With the functional migration approach we have here, there is nothing that stops us from continuing to run the servers running against the initial version while the migration is taking place. We can just replace the servers that simply run the initial version, with equivalent servers that are aware of that the migration is taking place. This would require just a slight modification: Every update or delete would need to perform the corresponding update or delete in the final schema. The whole process would look something like this:
- Vanilla version of initial servers running
- Create migration schema for initial version and create schema for final version
- Replace vanilla version of initial servers with migration-aware version of initial servers
- This can actually be performed with overlap, so that there is no downtime
- Start the meat of the migration, updating all the rows
- If any rows are updated by the servers in the meantime, these changes will be mirrored in the final schema
- Wait until all the data is migrated
- Shut down initial version servers
- Kick up final version servers
- Finish up the migration by dropping the initial version schema
It's a little involved, but we could have an SBT task to help walk the user through all the steps. And the gains are great. The only downtime is when we shut down the initial version servers and kick up the final version servers.

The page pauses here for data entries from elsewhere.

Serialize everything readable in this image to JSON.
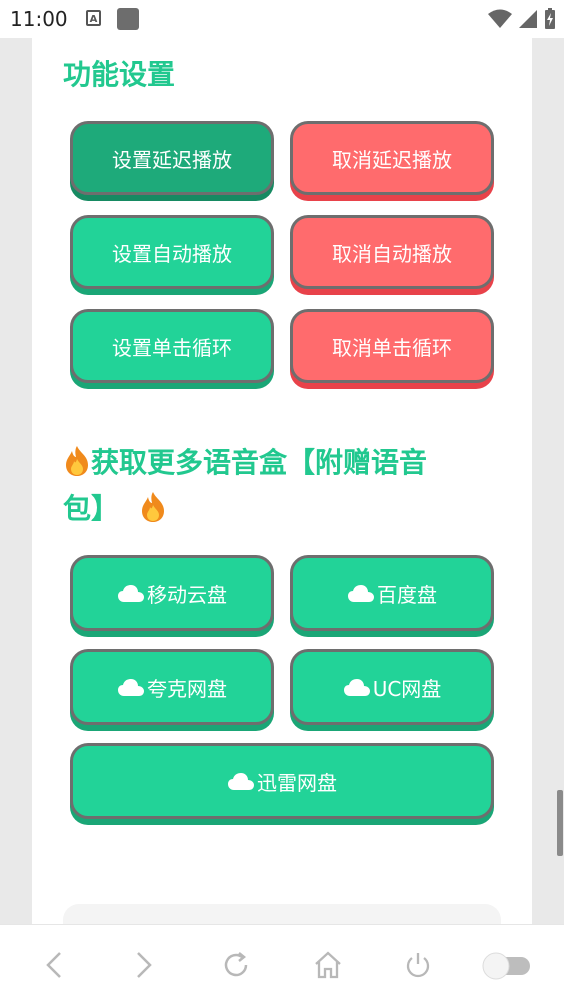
{
  "status_bar": {
    "time": "11:00"
  },
  "settings_section": {
    "title": "功能设置",
    "buttons": [
      {
        "label": "设置延迟播放"
      },
      {
        "label": "取消延迟播放"
      },
      {
        "label": "设置自动播放"
      },
      {
        "label": "取消自动播放"
      },
      {
        "label": "设置单击循环"
      },
      {
        "label": "取消单击循环"
      }
    ]
  },
  "download_section": {
    "title_line1": "获取更多语音盒【附赠语音",
    "title_line2": "包】",
    "buttons": [
      {
        "label": "移动云盘"
      },
      {
        "label": "百度盘"
      },
      {
        "label": "夸克网盘"
      },
      {
        "label": "UC网盘"
      },
      {
        "label": "迅雷网盘"
      }
    ]
  },
  "colors": {
    "accent_green": "#22d398",
    "title_green": "#22c88f",
    "cancel_red": "#ff6b6d"
  }
}
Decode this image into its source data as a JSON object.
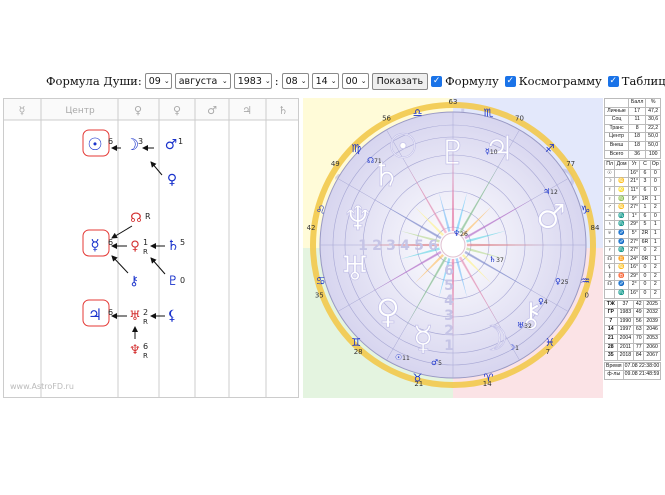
{
  "controls": {
    "label": "Формула Души:",
    "day": "09",
    "month": "августа",
    "year": "1983",
    "sep": ":",
    "hour": "08",
    "minute": "14",
    "second": "00",
    "show_button": "Показать",
    "formula_label": "Формулу",
    "cosmogram_label": "Космограмму",
    "table_label": "Таблицу"
  },
  "formula_panel": {
    "columns": [
      "☿",
      "Центр",
      "♀",
      "♀",
      "♂",
      "♃",
      "♄"
    ],
    "watermark": "www.AstroFD.ru",
    "nodes": {
      "sun_center": {
        "sym": "☉",
        "num": "6"
      },
      "moon": {
        "sym": "☽",
        "num": "3"
      },
      "mars": {
        "sym": "♂",
        "num": "1"
      },
      "venus": {
        "sym": "♀"
      },
      "node": {
        "sym": "☊",
        "num": "R"
      },
      "mercury_center": {
        "sym": "☿",
        "num": "6"
      },
      "venus2": {
        "sym": "♀",
        "num": "1",
        "retro": "R"
      },
      "saturn": {
        "sym": "♄",
        "num": "5"
      },
      "chiron": {
        "sym": "⚷"
      },
      "pluto": {
        "sym": "♇",
        "num": "0"
      },
      "jupiter_center": {
        "sym": "♃",
        "num": "6"
      },
      "uranus": {
        "sym": "♅",
        "num": "2",
        "retro": "R"
      },
      "lilith": {
        "sym": "⚸"
      },
      "neptune": {
        "sym": "♆",
        "num": "6",
        "retro": "R"
      }
    }
  },
  "cosmogram": {
    "degree_labels": [
      "63",
      "70",
      "77",
      "84",
      "0",
      "7",
      "14",
      "21",
      "28",
      "35",
      "42",
      "49",
      "56"
    ],
    "ring_numbers": [
      "1",
      "2",
      "3",
      "4",
      "5",
      "6"
    ],
    "outer_signs": [
      "♈",
      "♉",
      "♊",
      "♋",
      "♌",
      "♍",
      "♎",
      "♏",
      "♐",
      "♑",
      "♒",
      "♓"
    ],
    "big_symbols": [
      "♄",
      "♃",
      "♂",
      "♆",
      "♅",
      "♀",
      "☿",
      "☽",
      "⚷",
      "♇",
      "☉"
    ],
    "planet_labels": [
      {
        "sym": "☊",
        "deg": "71"
      },
      {
        "sym": "♆",
        "deg": "26"
      },
      {
        "sym": "♅",
        "deg": "32"
      },
      {
        "sym": "♄",
        "deg": "37"
      },
      {
        "sym": "☉",
        "deg": "11"
      },
      {
        "sym": "♀",
        "deg": "25"
      },
      {
        "sym": "☽",
        "deg": "1"
      },
      {
        "sym": "♀",
        "deg": "4"
      },
      {
        "sym": "♂",
        "deg": "5"
      },
      {
        "sym": "♃",
        "deg": "12"
      },
      {
        "sym": "☿",
        "deg": "10"
      }
    ]
  },
  "side_table": {
    "head": [
      "",
      "Балл",
      "%"
    ],
    "rows": [
      [
        "Личные",
        "17",
        "47,2"
      ],
      [
        "Соц",
        "11",
        "30,6"
      ],
      [
        "Транс",
        "8",
        "22,2"
      ],
      [
        "Центр",
        "18",
        "50,0"
      ],
      [
        "Внеш",
        "18",
        "50,0"
      ],
      [
        "Всего",
        "36",
        "100"
      ]
    ],
    "planet_head": [
      "Пл",
      "Дом",
      "Уг",
      "С",
      "Ор"
    ],
    "planets": [
      [
        "☉",
        "",
        "16°",
        "6",
        "0"
      ],
      [
        "☽",
        "♋",
        "21°",
        "3",
        "0"
      ],
      [
        "☿",
        "♌",
        "11°",
        "6",
        "0"
      ],
      [
        "♀",
        "♍",
        "9°",
        "1R",
        "1"
      ],
      [
        "♂",
        "♋",
        "27°",
        "1",
        "2"
      ],
      [
        "♃",
        "♏",
        "1°",
        "6",
        "0"
      ],
      [
        "♄",
        "♏",
        "29°",
        "5",
        "1"
      ],
      [
        "♅",
        "♐",
        "5°",
        "2R",
        "1"
      ],
      [
        "♆",
        "♐",
        "27°",
        "6R",
        "1"
      ],
      [
        "♇",
        "♏",
        "27°",
        "0",
        "2"
      ],
      [
        "☊",
        "♊",
        "24°",
        "0R",
        "1"
      ],
      [
        "⚸",
        "♋",
        "16°",
        "0",
        "2"
      ],
      [
        "⚷",
        "♉",
        "29°",
        "0",
        "2"
      ],
      [
        "☊",
        "♐",
        "2°",
        "0",
        "2"
      ],
      [
        "",
        "♏",
        "16°",
        "0",
        "2"
      ]
    ],
    "years_head": [
      "ТЖ",
      "37",
      "42",
      "2025"
    ],
    "years": [
      [
        "ГР",
        "1983",
        "49",
        "2032"
      ],
      [
        "7",
        "1990",
        "56",
        "2039"
      ],
      [
        "14",
        "1997",
        "63",
        "2046"
      ],
      [
        "21",
        "2004",
        "70",
        "2053"
      ],
      [
        "28",
        "2011",
        "77",
        "2060"
      ],
      [
        "35",
        "2018",
        "84",
        "2067"
      ]
    ],
    "time_rows": [
      [
        "Время",
        "07.08 22:38:00"
      ],
      [
        "ф-лы",
        "09.08 21:48:59"
      ]
    ]
  }
}
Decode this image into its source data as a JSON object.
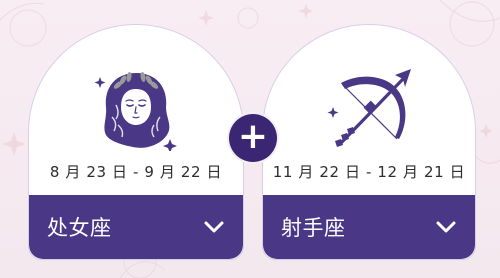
{
  "page": {
    "colors": {
      "background": "#f7ecf1",
      "card_bg": "#ffffff",
      "card_border": "#d8cfe6",
      "accent": "#4a3886",
      "plus_bg": "#3a2673",
      "text_dark": "#2d2d2d"
    }
  },
  "left_card": {
    "icon_name": "virgo-icon",
    "date_range": "8 月 23 日 - 9 月 22 日",
    "sign_label": "处女座",
    "dropdown_icon": "chevron-down-icon"
  },
  "right_card": {
    "icon_name": "sagittarius-icon",
    "date_range": "11 月 22 日 - 12 月 21 日",
    "sign_label": "射手座",
    "dropdown_icon": "chevron-down-icon"
  },
  "plus": {
    "icon_name": "plus-icon",
    "label": "+"
  }
}
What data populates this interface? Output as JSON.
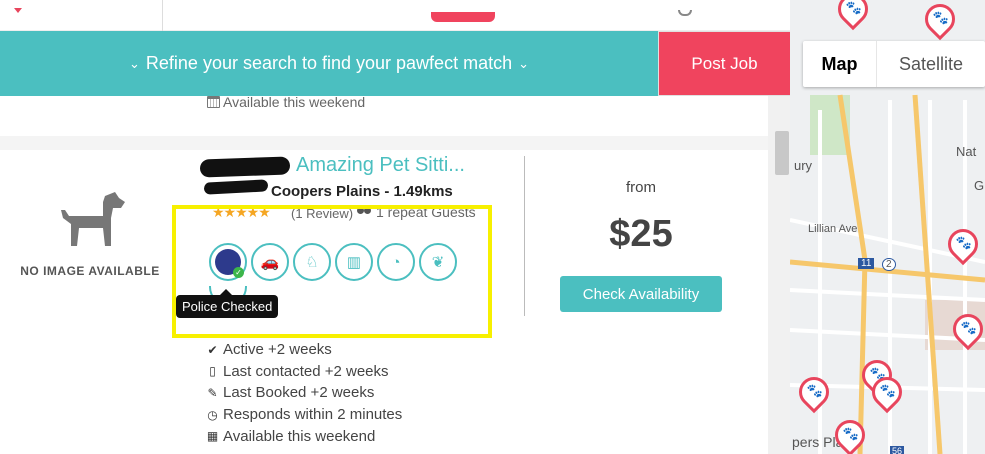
{
  "refine": {
    "label": "Refine your search to find your pawfect match",
    "chevron_left": "⌄",
    "chevron_right": "⌄"
  },
  "post_job": "Post Job",
  "previous_listing": {
    "availability": "Available this weekend"
  },
  "listing": {
    "no_image_label": "NO IMAGE AVAILABLE",
    "name": "Amazing Pet Sitti...",
    "location": "Coopers Plains - 1.49kms",
    "stars": "★★★★★",
    "rating_stars": 5,
    "review_count": "(1 Review)",
    "repeat_guests": "1 repeat Guests",
    "badges": [
      "police-checked",
      "car",
      "dog-walking",
      "fenced-yard",
      "24-hour",
      "leaves"
    ],
    "tooltip": "Police Checked",
    "stats": [
      {
        "icon": "✔",
        "text": "Active +2 weeks"
      },
      {
        "icon": "▯",
        "text": "Last contacted +2 weeks"
      },
      {
        "icon": "✎",
        "text": "Last Booked +2 weeks"
      },
      {
        "icon": "◷",
        "text": "Responds within 2 minutes"
      },
      {
        "icon": "▦",
        "text": "Available this weekend"
      }
    ],
    "price_from": "from",
    "price": "$25",
    "check_availability": "Check Availability"
  },
  "map": {
    "toggle_map": "Map",
    "toggle_satellite": "Satellite",
    "labels": [
      "ury",
      "Nat",
      "G",
      "Lillian Ave",
      "pers Plains",
      "11",
      "2",
      "56"
    ]
  },
  "colors": {
    "teal": "#4bbfc0",
    "pink": "#f0445e",
    "highlight": "#f7f000"
  }
}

We can take the soft stop migrations one step further if the update steps have an inverse function too. Maybe something like:
Migration.Builder.updateWithInverse[P1, P2](f: P1 => P2, g: P2 => P1)
In this way, we can expand the steps of the soft-stop migration above to include a phase where initial version servers and final version servers are running simultaneously. There would then have to be two versions of the final version schema: one that is aware of the ongoing migration, and one that is not. In total, something like this:
- Vanilla version of initial servers running
- Create migration schema for initial version and create schema for final version
- Replace vanilla version of initial servers with migration-aware version of initial servers
- Start the meat of the migration, updating all the rows
- Wait until all the data is migrated
- Kick up migration-aware final version servers
- Shut down initial version servers
- Kick up vanilla final version servers
- Shut down migration-aware final version servers
- Finish up the migration by dropping the initial version schema
On caveat here, the updateWithInverse
step above will only work assuming the migration from initial to final does not lose information. If information is being dropped, then we need to find a way to retain that when migrating an object backwards from final to initial version. The easiest way to do this would be to supply the original P1
when it is available. Something like this:
Migration.Builder.updateWithInverse[P1, P2](f: P1 => P2, g: (P2, Option[P1]) => P1)
Here, we stipulate that the Option[P1]
is None
if the object was newly created by the final version, and Some(p1)
if the object exists in the initial version as well.